The structural validity, evaluated through a principal component factor analysis, initially showed two strongly interdependent factors. However, a forced factor analysis shows an interpretable unidimensional structure, with item loadings (.52 to .74) close to those found in a clinical sample with the original version from English language [28]. The analysis of the item-total correlations supports the internal validity of the scale, with exception for item 6 and item 8. These results are also consistent with a previous data, despite being more similar to clinical than the control samples of Bloch and colleagues [13].

The comparisons of the ESS total score among patients diagnosed with OSA and healthy participants reveal adequate criterion validity. It is important to consider that the scores found in our study are lower than those reported for the original version [28], either for patients with OSA or healthy subjects, being more adjusted to other versions of the ESS found in the literature [9, 13, 27].

One important issue with previous research on this topic is that most studies include convenience samples of college students as controls that are younger than most of the patients with OSA. In these versions [9, 13], the mean age of the control group is higher (about 10 years higher), being more similar to our control sample. Another important confounder in these samples of college students is that the need for sleep may vary depending on the time of school year. During exam periods, students have less sleeping hours, which may increase the propensity to fall asleep during some of the situations described in these measures.
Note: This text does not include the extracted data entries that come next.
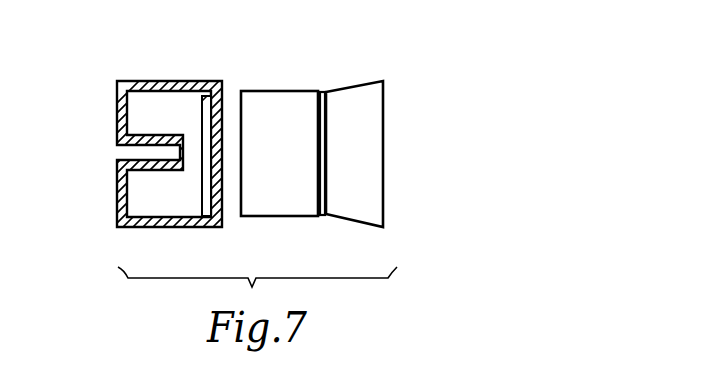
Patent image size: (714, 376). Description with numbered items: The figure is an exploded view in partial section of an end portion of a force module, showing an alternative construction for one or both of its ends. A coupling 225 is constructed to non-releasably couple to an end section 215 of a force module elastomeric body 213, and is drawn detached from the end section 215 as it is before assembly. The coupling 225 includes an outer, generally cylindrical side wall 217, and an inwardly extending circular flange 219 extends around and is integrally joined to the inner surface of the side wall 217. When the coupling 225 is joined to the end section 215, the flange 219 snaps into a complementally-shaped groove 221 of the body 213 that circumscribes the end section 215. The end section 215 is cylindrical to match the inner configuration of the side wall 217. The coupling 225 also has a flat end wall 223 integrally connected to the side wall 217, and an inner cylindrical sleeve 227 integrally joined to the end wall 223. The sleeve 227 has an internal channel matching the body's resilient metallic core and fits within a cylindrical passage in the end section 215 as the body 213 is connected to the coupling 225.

The force module elastomeric body 213 is at (365, 82).
The end section 215 is at (277, 90).
The side wall 217 is at (178, 81).
The flange 219 is at (210, 206).
The groove 221 is at (322, 216).
The end wall 223 is at (117, 183).
The coupling 225 is at (122, 228).
The sleeve 227 is at (153, 133).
The internal consistency of the total scale, estimated through the Cronbach’s alpha, suggests minimal adequacy of the scale according to Nunnaly [45]. In addition, the Cronbach’s alpha coefficient found in our study is in the range of values found for clinical and control samples [9, 11, 13, 18, 20, 22, 27].

The RM analysis suggests that the standard version of the scale with four-category system is consistent with the guidelines [41], and the data fit the Rasch model fairly well. Consistent with previous reports [32, 33], no items with high misfit were found through the RM, which also supported the unidimensionality of the ESS.

Overall results from the CMT and RM showed adequate structural, internal, and criterion-related validity of the ESS, and reliability as well, suggesting this as a useful and effective measure for assessing sleepiness in Portuguese adults.